O padrão espelho observado na Figura 1 é observado em outras nações, isto é, tanto pelos países que como os EUA financiam os déficits de conta corrente através da conta financeira, assim como pelos países que possuem superávit de conta corrente e precisam reciclar os recursos financeiros entrantes por esta através da ‘exportação’ dos mesmos via conta financeira, ou, compra de ativos de reservas como é o caso da China. Focamos neste último caso para explicar um processo chave para entender como esse comportamento do balanço de pagamentos afeta a expansão do crédito e de bolhas econômicas em um país.

Conforme explica Duncan (2012), quando as empresas residentes nos EUA pagam pelos produtos importados da China, bilhões de dólares são transferidos dos EUA para a China. O banco central da República Popular da China (BCRPC) a fim de evitar que o iuan perda sua competitividade e assegurar que a China continue exportando para os EUA, compra os dólares a uma taxa de câmbio desejada. Ao fazer isso ocorrem dois processos importantes que são detalhados em Paiva Sobrinho e Romeiro (2016a), e, brevemente descrito a seguir.

Como se sabe durante o sistema monetário internacional padrão dólar, o FED cria dólares toda vez que compra algo (FED 1982) e da mesma forma os demais bancos centrais criam sua moeda ao comprar ativos financeiros de seu interesse. Quando o banco central da China (BCRPC) compra os dólares que foram enviados pelas empresas residentes nos EUA ele está criando iuans, os quais serão transferidos para o sistema bancário da China e destinados às empresas que exportaram para os EUA.

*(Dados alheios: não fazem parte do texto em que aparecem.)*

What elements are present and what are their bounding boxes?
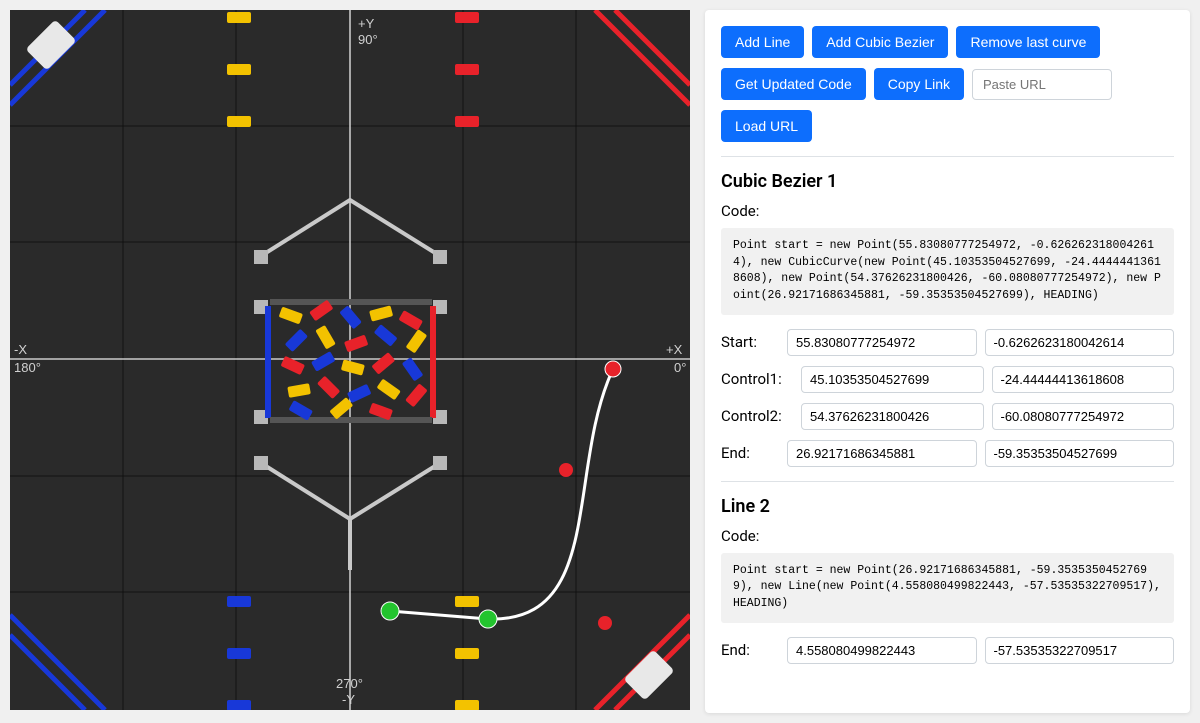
paste-url-input[interactable]	[972, 69, 1112, 100]
add-line-button[interactable]: Add Line	[721, 26, 804, 58]
remove-last-button[interactable]: Remove last curve	[956, 26, 1100, 58]
axis-neg-x-deg: 180°	[14, 360, 41, 375]
curve-block-1: Cubic Bezier 1 Code: Point start = new P…	[721, 171, 1174, 467]
axis-pos-x-deg: 0°	[674, 360, 686, 375]
divider	[721, 156, 1174, 157]
start-x-input[interactable]	[787, 329, 977, 356]
row-end-2: End:	[721, 637, 1174, 664]
toolbar-row-2: Get Updated Code Copy Link	[721, 68, 1174, 100]
curve-block-2: Line 2 Code: Point start = new Point(26.…	[721, 496, 1174, 664]
code-block: Point start = new Point(55.8308077725497…	[721, 228, 1174, 315]
axis-pos-y-deg: 90°	[358, 32, 378, 47]
label-control1: Control1:	[721, 370, 793, 388]
row-control1: Control1:	[721, 366, 1174, 393]
control2-y-input[interactable]	[992, 403, 1175, 430]
row-start: Start:	[721, 329, 1174, 356]
line-end-x-input[interactable]	[787, 637, 977, 664]
code-block: Point start = new Point(26.9217168634588…	[721, 553, 1174, 623]
label-end: End:	[721, 444, 779, 462]
control1-x-input[interactable]	[801, 366, 984, 393]
field-canvas[interactable]: +Y 90° 270° -Y -X 180° +X 0°	[10, 10, 690, 710]
start-y-input[interactable]	[985, 329, 1175, 356]
code-label: Code:	[721, 202, 1174, 220]
divider	[721, 481, 1174, 482]
toolbar-row-1: Add Line Add Cubic Bezier Remove last cu…	[721, 26, 1174, 58]
handle-line-end[interactable]	[381, 602, 399, 620]
control-panel: Add Line Add Cubic Bezier Remove last cu…	[705, 10, 1190, 713]
add-bezier-button[interactable]: Add Cubic Bezier	[812, 26, 948, 58]
field-svg: +Y 90° 270° -Y -X 180° +X 0°	[10, 10, 690, 710]
end-x-input[interactable]	[787, 440, 977, 467]
code-label: Code:	[721, 527, 1174, 545]
toolbar-row-3: Load URL	[721, 110, 1174, 142]
curve-title: Cubic Bezier 1	[721, 171, 1174, 192]
label-control2: Control2:	[721, 407, 793, 425]
label-start: Start:	[721, 333, 779, 351]
row-control2: Control2:	[721, 403, 1174, 430]
handle-control1[interactable]	[559, 463, 573, 477]
curve-title: Line 2	[721, 496, 1174, 517]
handle-start[interactable]	[605, 361, 621, 377]
end-y-input[interactable]	[985, 440, 1175, 467]
handle-bezier-end[interactable]	[479, 610, 497, 628]
control2-x-input[interactable]	[801, 403, 984, 430]
axis-pos-y: +Y	[358, 16, 375, 31]
axis-pos-x: +X	[666, 342, 683, 357]
row-end: End:	[721, 440, 1174, 467]
axis-neg-x: -X	[14, 342, 27, 357]
axis-neg-y-deg: 270°	[336, 676, 363, 691]
load-url-button[interactable]: Load URL	[721, 110, 812, 142]
label-end: End:	[721, 641, 779, 659]
get-code-button[interactable]: Get Updated Code	[721, 68, 866, 100]
line-end-y-input[interactable]	[985, 637, 1175, 664]
axis-neg-y: -Y	[342, 692, 355, 707]
control1-y-input[interactable]	[992, 366, 1175, 393]
handle-control2[interactable]	[598, 616, 612, 630]
copy-link-button[interactable]: Copy Link	[874, 68, 964, 100]
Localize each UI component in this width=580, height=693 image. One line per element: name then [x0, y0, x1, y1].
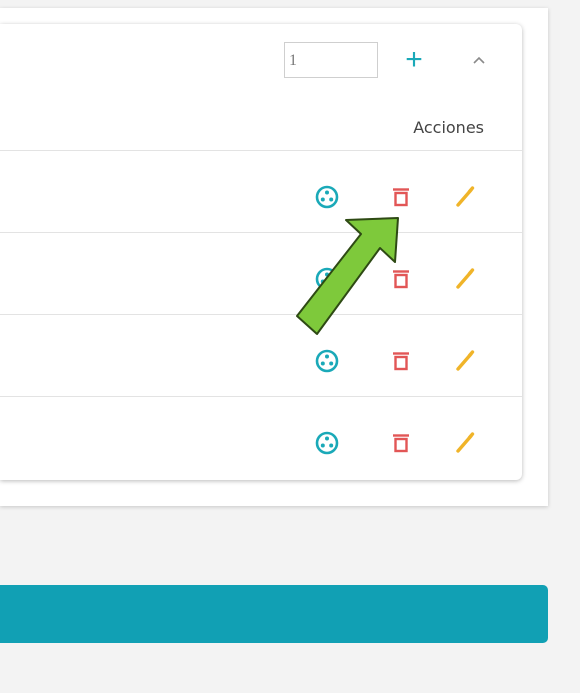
plus-icon: +: [405, 43, 423, 76]
view-button[interactable]: [311, 345, 343, 377]
view-icon: [311, 427, 343, 459]
actions-column-header: Acciones: [413, 118, 484, 137]
table-row: [0, 314, 522, 396]
pencil-icon: [449, 181, 481, 213]
view-button[interactable]: [311, 181, 343, 213]
edit-button[interactable]: [449, 345, 481, 377]
edit-button[interactable]: [449, 181, 481, 213]
table-row: [0, 396, 522, 478]
primary-action-button[interactable]: [0, 585, 548, 643]
trash-icon: [385, 263, 417, 295]
view-button[interactable]: [311, 263, 343, 295]
table-row: [0, 232, 522, 314]
quantity-input[interactable]: [284, 42, 378, 78]
collapse-button[interactable]: [464, 46, 494, 74]
edit-button[interactable]: [449, 427, 481, 459]
delete-button[interactable]: [385, 427, 417, 459]
add-row-button[interactable]: +: [398, 44, 430, 76]
view-button[interactable]: [311, 427, 343, 459]
delete-button[interactable]: [385, 263, 417, 295]
view-icon: [311, 181, 343, 213]
trash-icon: [385, 427, 417, 459]
delete-button[interactable]: [385, 345, 417, 377]
edit-button[interactable]: [449, 263, 481, 295]
chevron-up-icon: [473, 56, 485, 64]
view-icon: [311, 345, 343, 377]
pencil-icon: [449, 427, 481, 459]
view-icon: [311, 263, 343, 295]
pencil-icon: [449, 263, 481, 295]
trash-icon: [385, 181, 417, 213]
delete-button[interactable]: [385, 181, 417, 213]
trash-icon: [385, 345, 417, 377]
pencil-icon: [449, 345, 481, 377]
table-row: [0, 150, 522, 232]
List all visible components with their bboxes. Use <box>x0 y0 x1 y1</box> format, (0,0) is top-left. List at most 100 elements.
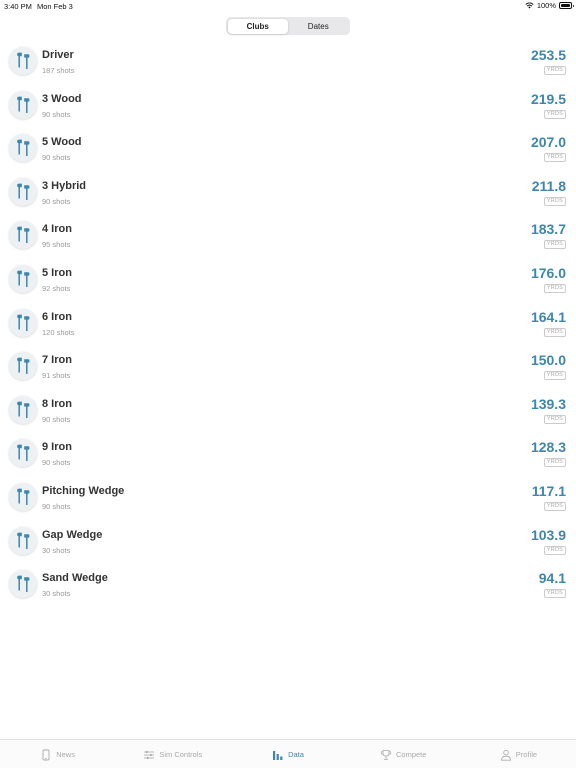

Esses iuans ao entrarem no sistema bancário chinês, dependendo no nível de endividamento dos setores que compõe a economia chinesa, podem ou não contribuir para que os bancos expandam o crédito e dependendo para quais setores esse crédito é expandido pode desencadear tanto o crescimento econômico quanto bolhas econômicas. Mais detalhes sobre como esse processo ocorre consultar Paiva Sobrinho e Romeiro (2016a, b).

Por outro lado, os dólares adquiridos pelo BCRPC são investidos nos EUA seja através da compra de títulos de dívida do governo federal, de agências respaldadas pelo governo norte-americano, ações negociadas em bolsas de valores, repos (acordo de venda e recompra, do inglês, sale and repurchase agreement), entre outros. Toda vez que o BCRPC, ou qualquer outro banco central, compra algum ativo financeiro em outro país ele está adquirindo ativos de reservas e isso é computado com sinal negativo no balanço de pagamentos (Figura 2).

Esses dólares entram no sistema bancário norte-americano e dependendo do nível de endividamento dos setores que compõe a economia norte-americana podem contribuir para que os bancos expandam crédito tanto para atividades que contribuem para o crescimento econômico assim como para as que visam à especulação de ativos seja no mercado mobiliário ou imobiliário, desencadeando assim bolhas econômicas que inevitavelmente estouram.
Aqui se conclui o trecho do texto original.